6-Methyl-N-(4-methoxy­phen­yl)-2-[(E)-(4-methyl­phen­yl)methyl­eneamino]-4,5,6,7-tetra­hydro­thieno[2,3-c]pyridine-3-carboxamide

Abstract

The molecular structure of the title compound, C₂₄H₂₅N₃O₂S, is stabilized by intra­molecular N—H⋯N, C—H⋯O and C—H⋯S hydrogen bonds. There are no significant inter­molecular inter­actions.

Related literature

For related literature, see: Gewald et al. (1966 ▶); Cohen et al. (1977 ▶); Csaszar & Morvay (1983 ▶); Lakshmi et al. (1985 ▶); Mohan & Saravanan (2003 ▶); Dzhurayev et al. (1992 ▶); Sebnis et al. (1999 ▶); Anilkumar et al. (2005 ▶); El-Maghraby, Haroun & Mohamed (1984 ▶).

Experimental

Crystal data

• C₂₄H₂₅N₃O₂S

• M _r = 419.53

• Triclinic,

• a = 8.3905 (11) Å

• b = 9.9883 (13) Å

• c = 12.9549 (17) Å

• α = 91.375 (2)°

• β = 94.789 (3)°

• γ = 96.121 (2)°

• V = 1075.2 (2) ų

• Z = 2

• Mo Kα radiation

• μ = 0.18 mm⁻¹

• T = 292 (2) K

• 0.32 × 0.28 × 0.22 mm

Data collection

• Bruker SMART CCD area-detector diffractometer

• Absorption correction: multi-scan (SADABS; Sheldrick, 1996 ▶) T _min = 0.942, T _max = 0.967

• 10653 measured reflections

• 3967 independent reflections

• 2633 reflections with I > 2σ(I)

• R _int = 0.051

Refinement

• R[F ² > 2σ(F ²)] = 0.085

• wR(F ²) = 0.183

• S = 1.14

• 3967 reflections

• 274 parameters

• H-atom parameters constrained

• Δρ_max = 0.26 e Å⁻³

• Δρ_min = −0.24 e Å⁻³

Data collection: SMART (Bruker, 1998 ▶); cell refinement: SMART; data reduction: SAINT (Bruker, 1998 ▶); program(s) used to solve structure: SHELXS86 (Sheldrick, 2008 ▶); program(s) used to refine structure: SHELXL97 (Sheldrick, 2008 ▶); molecular graphics: ORTEP-3 for Windows (Farrugia, 1997 ▶); software used to prepare material for publication: PARST (Nardelli, 1995 ▶) and PLATON (Spek, 2003 ▶).

Supplementary Material

Additional supplementary materials: crystallographic information; 3D view; checkCIF report

Table 1. Hydrogen-bond geometry (Å, °).

D—H⋯A	D—H	H⋯A	D⋯A	D—H⋯A
N2—H2⋯N1	0.86	2.12	2.807 (4)	137
C1—H1⋯S1	0.93	2.60	3.051 (4)	110
C16—H16⋯O1	0.93	2.27	2.863 (5)	121

supplementary crystallographic information

Comment

The title compound (I) was one amongst bicyclic tetrahydropyridinothiophenes (Sebnis et al., 1999), found to exhibit antimicrobial and anti-inflammatory activities.

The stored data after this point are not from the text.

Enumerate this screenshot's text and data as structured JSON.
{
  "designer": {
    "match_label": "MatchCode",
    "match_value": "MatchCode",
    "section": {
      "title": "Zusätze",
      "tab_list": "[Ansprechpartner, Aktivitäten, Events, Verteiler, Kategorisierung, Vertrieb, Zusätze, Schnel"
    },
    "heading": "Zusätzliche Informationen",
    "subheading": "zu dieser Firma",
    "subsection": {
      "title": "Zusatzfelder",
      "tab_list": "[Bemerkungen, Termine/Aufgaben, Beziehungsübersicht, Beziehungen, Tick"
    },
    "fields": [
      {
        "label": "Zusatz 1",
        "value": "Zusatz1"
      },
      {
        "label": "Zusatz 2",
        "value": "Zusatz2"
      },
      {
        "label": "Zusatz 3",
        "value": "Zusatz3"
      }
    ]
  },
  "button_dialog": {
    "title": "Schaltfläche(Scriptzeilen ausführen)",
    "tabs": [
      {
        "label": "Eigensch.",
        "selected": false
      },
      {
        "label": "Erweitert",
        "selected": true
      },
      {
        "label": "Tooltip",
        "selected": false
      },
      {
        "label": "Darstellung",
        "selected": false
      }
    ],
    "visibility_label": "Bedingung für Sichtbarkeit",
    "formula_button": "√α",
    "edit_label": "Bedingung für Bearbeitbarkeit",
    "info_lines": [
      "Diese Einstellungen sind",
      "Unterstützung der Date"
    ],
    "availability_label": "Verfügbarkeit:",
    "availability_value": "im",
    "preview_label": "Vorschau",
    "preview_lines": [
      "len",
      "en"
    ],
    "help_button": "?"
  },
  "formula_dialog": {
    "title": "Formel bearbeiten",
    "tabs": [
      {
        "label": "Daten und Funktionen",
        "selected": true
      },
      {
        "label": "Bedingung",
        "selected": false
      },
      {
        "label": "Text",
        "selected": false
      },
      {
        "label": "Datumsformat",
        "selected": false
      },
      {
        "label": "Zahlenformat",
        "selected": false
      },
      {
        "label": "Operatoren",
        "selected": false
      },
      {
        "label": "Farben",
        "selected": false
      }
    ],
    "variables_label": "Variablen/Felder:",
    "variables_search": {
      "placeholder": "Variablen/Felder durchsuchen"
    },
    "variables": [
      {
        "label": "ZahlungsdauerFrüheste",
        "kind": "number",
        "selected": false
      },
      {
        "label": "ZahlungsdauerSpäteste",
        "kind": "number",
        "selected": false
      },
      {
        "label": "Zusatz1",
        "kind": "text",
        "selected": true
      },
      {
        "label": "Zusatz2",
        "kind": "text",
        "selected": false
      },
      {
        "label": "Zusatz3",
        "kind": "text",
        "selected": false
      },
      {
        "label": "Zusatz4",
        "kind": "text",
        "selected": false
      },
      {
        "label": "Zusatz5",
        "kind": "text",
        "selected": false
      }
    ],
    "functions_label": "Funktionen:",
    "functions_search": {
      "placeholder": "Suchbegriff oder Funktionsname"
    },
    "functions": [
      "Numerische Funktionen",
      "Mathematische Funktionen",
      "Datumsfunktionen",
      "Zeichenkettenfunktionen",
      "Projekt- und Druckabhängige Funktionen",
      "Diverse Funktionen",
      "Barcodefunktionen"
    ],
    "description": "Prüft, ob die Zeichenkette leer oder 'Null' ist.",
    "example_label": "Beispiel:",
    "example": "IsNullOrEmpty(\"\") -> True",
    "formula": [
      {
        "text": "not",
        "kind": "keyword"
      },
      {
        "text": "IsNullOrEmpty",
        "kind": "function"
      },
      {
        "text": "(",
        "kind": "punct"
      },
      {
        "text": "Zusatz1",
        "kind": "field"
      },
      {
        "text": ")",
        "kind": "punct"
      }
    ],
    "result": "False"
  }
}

Schiff bases (Csaszar & Morvay, 1983; Lakshmi et al., 1985; Cohen et al., 1977) and their thiophene derivatives (El-Maghraby et al., 1984; Dzhurayev et al., 1992; Gewald et al., 1966) were known for their wide range of biological activities such as antibacterial, antifungal and antitubercular activities. Sulfur containing Schiff bases are particularly effective.(Mohan & Saravanan, 2003).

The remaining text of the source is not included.